SELON LES CONCLUSIONS d'une étude publiée dans le journal européen « Human Reproduction »*, la possibilité pour les enfants nés par insémination artificielle de connaître l'identité du donneur de sperme ne serait dommageable ni pour eux, ni pour leur père biologique.
Dans cette étude prospective, la première à examiner la question de l'identité du donneur, quatre sur cinq des 29 adolescents interrogés (âgés de 12 à 17 ans, dont les deux tiers sont des garçons) se sont dit susceptibles de demander, à l'âge adulte, l'identité de leur père biologique afin de le rencontrer. Mais une très petite minorité considèrent que le père peut devenir une personne importante dans leur vie et aucun des adolescents n'a manifesté l'intention de lui demander une compensation financière. Un seul porte un regard négatif sur sa conception.
Les jeunes gens qui ont pris part à l'étude étaient, pour 40 %, enfants de couples lesbiens ; 38 % ont été élevés par une mère seule et 21 % par un couple hétérosexuel. Tous connaissaient l'histoire de leur origine, sinon dès les premières années, en tout cas à dix ans.

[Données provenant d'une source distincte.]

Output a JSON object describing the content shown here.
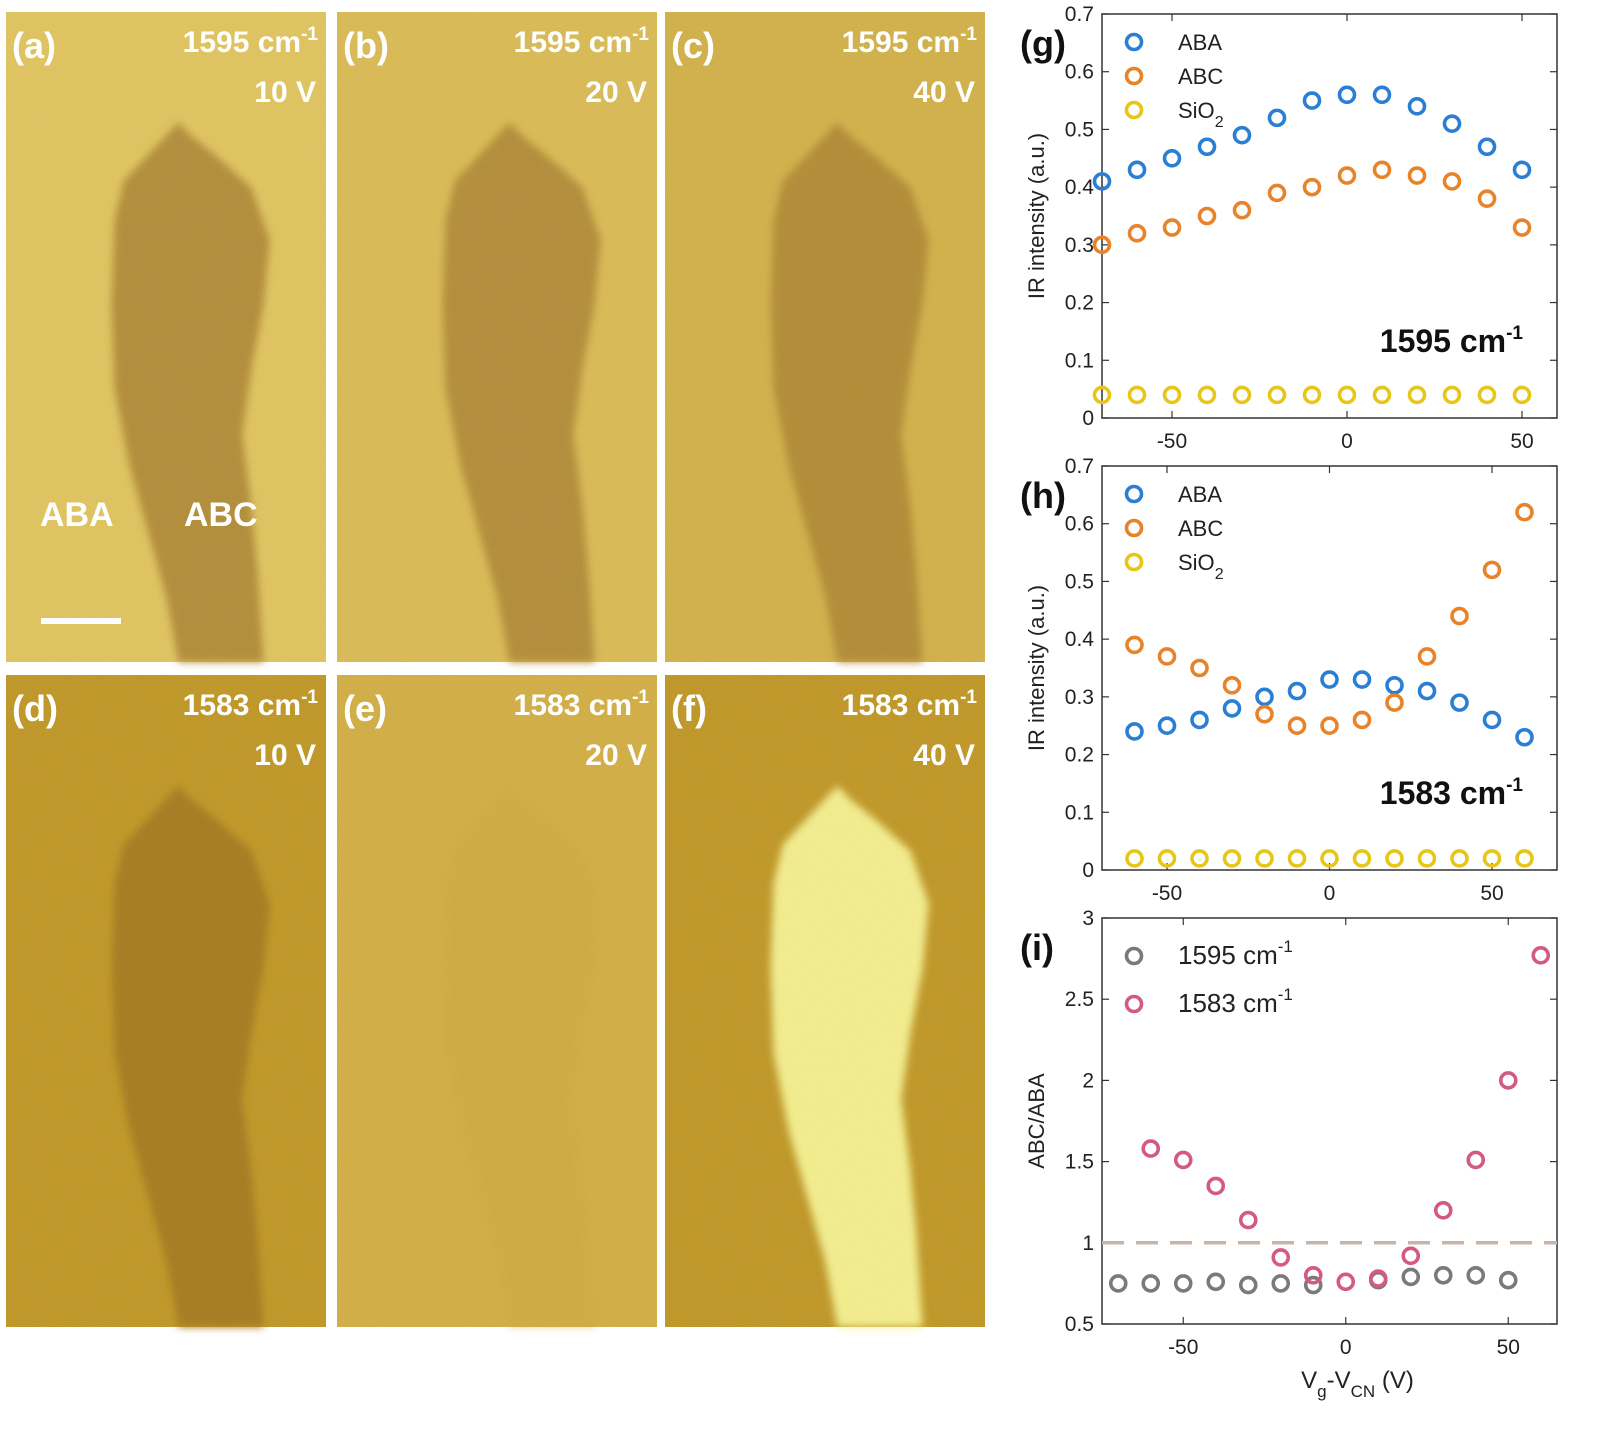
{
  "image_panels": [
    {
      "label": "(a)",
      "wavenumber": "1595 cm",
      "exponent": "-1",
      "voltage": "10 V",
      "mode": "dark",
      "shade": 0.55
    },
    {
      "label": "(b)",
      "wavenumber": "1595 cm",
      "exponent": "-1",
      "voltage": "20 V",
      "mode": "dark",
      "shade": 0.5
    },
    {
      "label": "(c)",
      "wavenumber": "1595 cm",
      "exponent": "-1",
      "voltage": "40 V",
      "mode": "dark",
      "shade": 0.45
    },
    {
      "label": "(d)",
      "wavenumber": "1583 cm",
      "exponent": "-1",
      "voltage": "10 V",
      "mode": "dark",
      "shade": 0.5
    },
    {
      "label": "(e)",
      "wavenumber": "1583 cm",
      "exponent": "-1",
      "voltage": "20 V",
      "mode": "faint",
      "shade": 0.9
    },
    {
      "label": "(f)",
      "wavenumber": "1583 cm",
      "exponent": "-1",
      "voltage": "40 V",
      "mode": "bright",
      "shade": 1.0
    }
  ],
  "region_labels": {
    "aba": "ABA",
    "abc": "ABC"
  },
  "colors": {
    "aba": "#2a7fd4",
    "abc": "#e8832a",
    "sio2": "#e6c619",
    "gray": "#7a7a7a",
    "pink": "#d45a86",
    "dashed": "#c8b4aa",
    "bg_light": "#d8b54a",
    "flake_dark": "#8a5a12",
    "flake_bright": "#f6f08a"
  },
  "chart_data": [
    {
      "type": "scatter",
      "panel_label": "(g)",
      "annotation": "1595 cm",
      "annotation_exponent": "-1",
      "ylabel": "IR intensity (a.u.)",
      "xlabel": "",
      "xlim": [
        -70,
        60
      ],
      "ylim": [
        0,
        0.7
      ],
      "xticks": [
        "-50",
        "0",
        "50"
      ],
      "yticks": [
        "0",
        "0.1",
        "0.2",
        "0.3",
        "0.4",
        "0.5",
        "0.6",
        "0.7"
      ],
      "x": [
        -70,
        -60,
        -50,
        -40,
        -30,
        -20,
        -10,
        0,
        10,
        20,
        30,
        40,
        50
      ],
      "legend": [
        {
          "name": "ABA",
          "sub": ""
        },
        {
          "name": "ABC",
          "sub": ""
        },
        {
          "name": "SiO",
          "sub": "2"
        }
      ],
      "series": [
        {
          "name": "ABA",
          "color": "#2a7fd4",
          "values": [
            0.41,
            0.43,
            0.45,
            0.47,
            0.49,
            0.52,
            0.55,
            0.56,
            0.56,
            0.54,
            0.51,
            0.47,
            0.43
          ]
        },
        {
          "name": "ABC",
          "color": "#e8832a",
          "values": [
            0.3,
            0.32,
            0.33,
            0.35,
            0.36,
            0.39,
            0.4,
            0.42,
            0.43,
            0.42,
            0.41,
            0.38,
            0.33
          ]
        },
        {
          "name": "SiO2",
          "color": "#e6c619",
          "values": [
            0.04,
            0.04,
            0.04,
            0.04,
            0.04,
            0.04,
            0.04,
            0.04,
            0.04,
            0.04,
            0.04,
            0.04,
            0.04
          ]
        }
      ]
    },
    {
      "type": "scatter",
      "panel_label": "(h)",
      "annotation": "1583 cm",
      "annotation_exponent": "-1",
      "ylabel": "IR intensity (a.u.)",
      "xlabel": "",
      "xlim": [
        -70,
        70
      ],
      "ylim": [
        0,
        0.7
      ],
      "xticks": [
        "-50",
        "0",
        "50"
      ],
      "yticks": [
        "0",
        "0.1",
        "0.2",
        "0.3",
        "0.4",
        "0.5",
        "0.6",
        "0.7"
      ],
      "x": [
        -60,
        -50,
        -40,
        -30,
        -20,
        -10,
        0,
        10,
        20,
        30,
        40,
        50,
        60
      ],
      "legend": [
        {
          "name": "ABA",
          "sub": ""
        },
        {
          "name": "ABC",
          "sub": ""
        },
        {
          "name": "SiO",
          "sub": "2"
        }
      ],
      "series": [
        {
          "name": "ABA",
          "color": "#2a7fd4",
          "values": [
            0.24,
            0.25,
            0.26,
            0.28,
            0.3,
            0.31,
            0.33,
            0.33,
            0.32,
            0.31,
            0.29,
            0.26,
            0.23
          ]
        },
        {
          "name": "ABC",
          "color": "#e8832a",
          "values": [
            0.39,
            0.37,
            0.35,
            0.32,
            0.27,
            0.25,
            0.25,
            0.26,
            0.29,
            0.37,
            0.44,
            0.52,
            0.62
          ]
        },
        {
          "name": "SiO2",
          "color": "#e6c619",
          "values": [
            0.02,
            0.02,
            0.02,
            0.02,
            0.02,
            0.02,
            0.02,
            0.02,
            0.02,
            0.02,
            0.02,
            0.02,
            0.02
          ]
        }
      ]
    },
    {
      "type": "scatter",
      "panel_label": "(i)",
      "ylabel": "ABC/ABA",
      "xlabel": "V",
      "xlabel_sub1": "g",
      "xlabel_mid": "-V",
      "xlabel_sub2": "CN",
      "xlabel_end": " (V)",
      "xlim": [
        -75,
        65
      ],
      "ylim": [
        0.5,
        3
      ],
      "xticks": [
        "-50",
        "0",
        "50"
      ],
      "yticks": [
        "0.5",
        "1",
        "1.5",
        "2",
        "2.5",
        "3"
      ],
      "reference_line": 1,
      "legend": [
        {
          "name": "1595 cm",
          "sup": "-1"
        },
        {
          "name": "1583 cm",
          "sup": "-1"
        }
      ],
      "series": [
        {
          "name": "1595 cm-1",
          "color": "#7a7a7a",
          "x": [
            -70,
            -60,
            -50,
            -40,
            -30,
            -20,
            -10,
            10,
            20,
            30,
            40,
            50
          ],
          "values": [
            0.75,
            0.75,
            0.75,
            0.76,
            0.74,
            0.75,
            0.74,
            0.77,
            0.79,
            0.8,
            0.8,
            0.77
          ]
        },
        {
          "name": "1583 cm-1",
          "color": "#d45a86",
          "x": [
            -60,
            -50,
            -40,
            -30,
            -20,
            -10,
            0,
            10,
            20,
            30,
            40,
            50,
            60
          ],
          "values": [
            1.58,
            1.51,
            1.35,
            1.14,
            0.91,
            0.8,
            0.76,
            0.78,
            0.92,
            1.2,
            1.51,
            2.0,
            2.77
          ]
        }
      ]
    }
  ]
}
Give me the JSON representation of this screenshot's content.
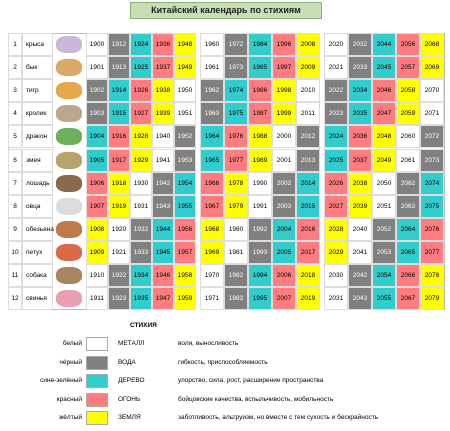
{
  "title": "Китайский календарь по стихиям",
  "rows": [
    {
      "num": 1,
      "animal": "крыса",
      "years": [
        1900,
        1912,
        1924,
        1936,
        1948,
        1960,
        1972,
        1984,
        1996,
        2008,
        2020,
        2032,
        2044,
        2056,
        2068
      ]
    },
    {
      "num": 2,
      "animal": "бык",
      "years": [
        1901,
        1913,
        1925,
        1937,
        1949,
        1961,
        1973,
        1985,
        1997,
        2009,
        2021,
        2033,
        2045,
        2057,
        2069
      ]
    },
    {
      "num": 3,
      "animal": "тигр",
      "years": [
        1902,
        1914,
        1926,
        1938,
        1950,
        1962,
        1974,
        1986,
        1998,
        2010,
        2022,
        2034,
        2046,
        2058,
        2070
      ]
    },
    {
      "num": 4,
      "animal": "кролик",
      "years": [
        1903,
        1915,
        1927,
        1939,
        1951,
        1963,
        1975,
        1987,
        1999,
        2011,
        2023,
        2035,
        2047,
        2059,
        2071
      ]
    },
    {
      "num": 5,
      "animal": "дракон",
      "years": [
        1904,
        1916,
        1928,
        1940,
        1952,
        1964,
        1976,
        1988,
        2000,
        2012,
        2024,
        2036,
        2048,
        2060,
        2072
      ]
    },
    {
      "num": 6,
      "animal": "змея",
      "years": [
        1905,
        1917,
        1929,
        1941,
        1953,
        1965,
        1977,
        1989,
        2001,
        2013,
        2025,
        2037,
        2049,
        2061,
        2073
      ]
    },
    {
      "num": 7,
      "animal": "лошадь",
      "years": [
        1906,
        1918,
        1930,
        1942,
        1954,
        1966,
        1978,
        1990,
        2002,
        2014,
        2026,
        2038,
        2050,
        2062,
        2074
      ]
    },
    {
      "num": 8,
      "animal": "овца",
      "years": [
        1907,
        1919,
        1931,
        1943,
        1955,
        1967,
        1979,
        1991,
        2003,
        2015,
        2027,
        2039,
        2051,
        2063,
        2075
      ]
    },
    {
      "num": 9,
      "animal": "обезьяна",
      "years": [
        1908,
        1920,
        1932,
        1944,
        1956,
        1968,
        1980,
        1992,
        2004,
        2016,
        2028,
        2040,
        2052,
        2064,
        2076
      ]
    },
    {
      "num": 10,
      "animal": "петух",
      "years": [
        1909,
        1921,
        1933,
        1945,
        1957,
        1969,
        1981,
        1993,
        2005,
        2017,
        2029,
        2041,
        2053,
        2065,
        2077
      ]
    },
    {
      "num": 11,
      "animal": "собака",
      "years": [
        1910,
        1922,
        1934,
        1946,
        1958,
        1970,
        1982,
        1994,
        2006,
        2018,
        2030,
        2042,
        2054,
        2066,
        2078
      ]
    },
    {
      "num": 12,
      "animal": "свинья",
      "years": [
        1911,
        1923,
        1935,
        1947,
        1959,
        1971,
        1983,
        1995,
        2007,
        2019,
        2031,
        2043,
        2055,
        2067,
        2079
      ]
    }
  ],
  "legend": {
    "title": "СТИХИЯ",
    "items": [
      {
        "color_name": "белый",
        "element": "МЕТАЛЛ",
        "description": "воля, выносливость",
        "color": "#ffffff"
      },
      {
        "color_name": "чёрный",
        "element": "ВОДА",
        "description": "гибкость, приспособляемость",
        "color": "#808080"
      },
      {
        "color_name": "сине-зелёный",
        "element": "ДЕРЕВО",
        "description": "упорство, сила, рост, расширение пространства",
        "color": "#33cccc"
      },
      {
        "color_name": "красный",
        "element": "ОГОНЬ",
        "description": "бойцовские качества, вспыльчивость, мобильность",
        "color": "#ff7c80"
      },
      {
        "color_name": "жёлтый",
        "element": "ЗЕМЛЯ",
        "description": "заботливость, альтруизм, но вместе с тем сухость и бескрайность",
        "color": "#ffff00"
      }
    ]
  }
}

A l'âge adulte, ils choisiront ou non de connaître l'identité de leur père biologique.
Le principal motif des adolescents qui souhaitent rencontrer leur père biologique (83 %) est la curiosité. Pour beaucoup d'entre eux, c'est aussi la possibilité d'en apprendre plus sur eux-mêmes. Selon le Dr Joanna Scheib (université de Californie), qui a dirigé l'étude dans le cadre d'un programme poursuivi par la banque de sperme de Californie, si les adolescents ont envie de connaître leur père biologique, ils sont en même temps très conscients de la nécessité de respecter son intimité et de ne pas perturber sa vie privée.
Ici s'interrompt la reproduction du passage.